The MIT and MIT-IBM Watson AI Lab researchers are attempting to improve the task of vision-and-language navigation through their new navigation method. This multistep navigation task involves converting visual representations into pieces of language, which are then fed into one large language model that achieves all parts of the task. By utilizing language-based representations, the method enables the generation of a huge amount of synthetic training data and can be used in situations that lack enough visual data for training. The researchers found that combining their language-based inputs with visual signals leads to better navigation performance.

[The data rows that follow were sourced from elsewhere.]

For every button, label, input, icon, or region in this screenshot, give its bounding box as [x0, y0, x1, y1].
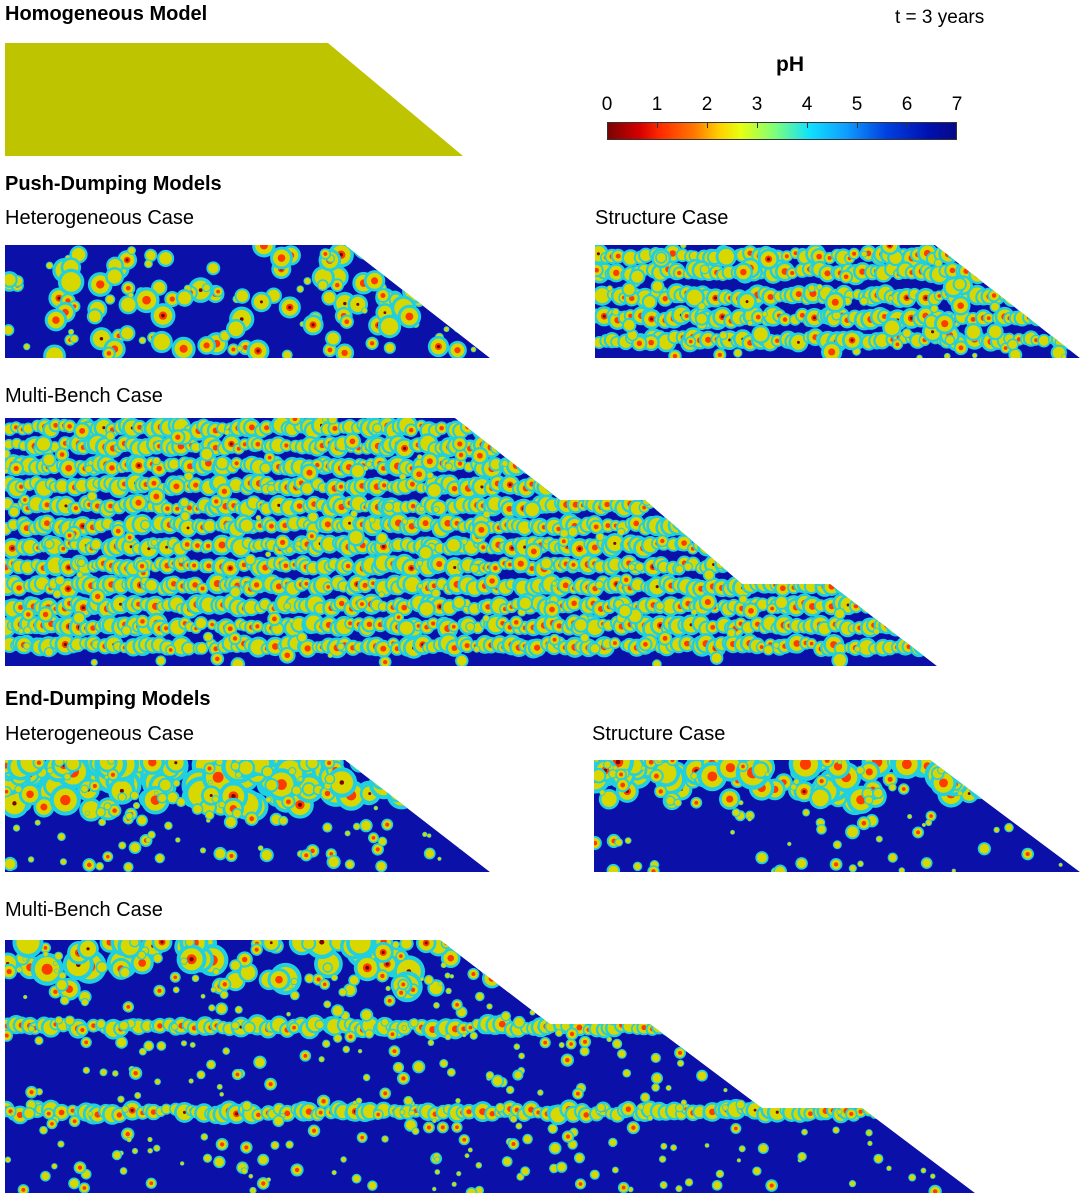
colorbar-tick-label: 7 [951, 94, 963, 115]
colorbar-tick-label: 6 [901, 94, 913, 115]
homogeneous-model [5, 43, 463, 156]
colorbar-tick-mark [657, 122, 658, 128]
colorbar-tick-mark [707, 122, 708, 128]
colorbar-tick-label: 2 [701, 94, 713, 115]
colorbar [607, 122, 957, 140]
end-multibench-label: Multi-Bench Case [5, 899, 163, 921]
end-dumping-title: End-Dumping Models [5, 688, 211, 710]
push-hetero-model [5, 245, 490, 358]
colorbar-tick-label: 3 [751, 94, 763, 115]
push-hetero-label: Heterogeneous Case [5, 207, 195, 229]
colorbar-tick-mark [857, 122, 858, 128]
end-multibench-model [5, 940, 975, 1193]
end-structure-label: Structure Case [592, 723, 726, 745]
colorbar-tick-mark [807, 122, 808, 128]
colorbar-tick-label: 4 [801, 94, 813, 115]
push-multibench-label: Multi-Bench Case [5, 385, 163, 407]
colorbar-tick-label: 5 [851, 94, 863, 115]
colorbar-tick-mark [757, 122, 758, 128]
end-structure-model [594, 760, 1080, 872]
push-structure-label: Structure Case [595, 207, 729, 229]
end-hetero-model [5, 760, 490, 872]
time-label: t = 3 years [895, 7, 985, 28]
push-multibench-model [5, 418, 937, 666]
push-structure-model [595, 245, 1080, 358]
colorbar-tick-mark [907, 122, 908, 128]
colorbar-title: pH [776, 53, 804, 76]
push-dumping-title: Push-Dumping Models [5, 173, 222, 195]
colorbar-tick-label: 0 [601, 94, 613, 115]
homogeneous-title: Homogeneous Model [5, 3, 208, 25]
end-hetero-label: Heterogeneous Case [5, 723, 195, 745]
colorbar-tick-label: 1 [651, 94, 663, 115]
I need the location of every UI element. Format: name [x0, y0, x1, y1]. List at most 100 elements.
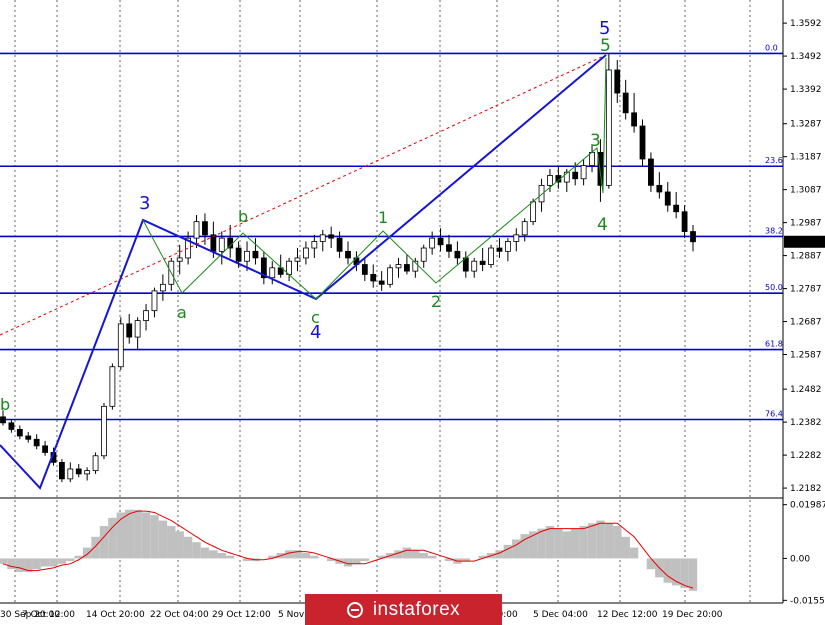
- time-tick-label: 14 Oct 20:00: [86, 610, 145, 620]
- candle-body: [67, 468, 74, 480]
- candle-body: [479, 260, 486, 265]
- candle-body: [605, 69, 612, 186]
- price-tick-label: 1.2587: [790, 351, 822, 361]
- candle-body: [75, 468, 82, 475]
- indicator-bar: [596, 520, 605, 559]
- time-tick-label: 19 Dec 20:00: [662, 610, 723, 620]
- candle-body: [513, 234, 520, 242]
- candle-body: [117, 323, 124, 368]
- candle-body: [126, 323, 133, 338]
- indicator-bar: [579, 525, 588, 559]
- indicator-bar: [444, 558, 454, 562]
- price-tick-label: 1.2887: [790, 252, 822, 262]
- oscillator-panel: [0, 509, 698, 591]
- indicator-bar: [360, 558, 370, 562]
- time-tick-label: 29 Oct 12:00: [212, 610, 271, 620]
- indicator-bar: [284, 550, 294, 559]
- candle-body: [387, 267, 393, 285]
- minor-wave-line: [142, 57, 607, 300]
- fib-level-label: 23.6: [765, 156, 783, 165]
- price-tick-label: 1.3287: [790, 120, 822, 130]
- fib-level-label: 0.0: [765, 43, 778, 52]
- indicator-tick-label: 0.00: [790, 554, 810, 564]
- indicator-bar: [377, 555, 386, 559]
- price-tick-label: 1.2987: [790, 219, 822, 229]
- candle-body: [345, 250, 351, 259]
- fib-level-label: 61.8: [765, 340, 783, 349]
- candle-body: [109, 366, 116, 407]
- candle-body: [547, 175, 553, 186]
- price-tick-label: 1.3492: [790, 52, 822, 62]
- indicator-bar: [99, 525, 109, 559]
- wave-label-minor: b: [0, 395, 10, 414]
- indicator-bar: [66, 558, 75, 562]
- candle-body: [530, 201, 537, 223]
- candle-body: [176, 257, 183, 262]
- candle-body: [639, 125, 646, 160]
- indicator-bar: [512, 539, 521, 559]
- brand-logo: instaforex: [305, 594, 502, 625]
- indicator-bar: [554, 528, 563, 559]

The new method developed by the researchers differs from traditional techniques that use visual representations for navigation in several ways. Firstly, instead of encoding visual features from images of a robot's surroundings as visual representations, which is computationally intensive, the new method creates text captions that describe the robot's point-of-view. Secondly, the new method utilizes a large language model to process the text captions and predict the actions a robot should take to fulfill a user's language-based instructions. Lastly, the new method can generate a huge amount of synthetic training data using language-based representations, which is not possible with traditional vision-based techniques.

The main advantages of using language-based inputs over visual representations, according to the research findings, are as follows:
While the language-based approach does not outperform techniques that use visual features, it performs well in situations that lack enough visual data for training. Moreover, combining language-based representations with vision-based methods can improve an agent's ability to navigate.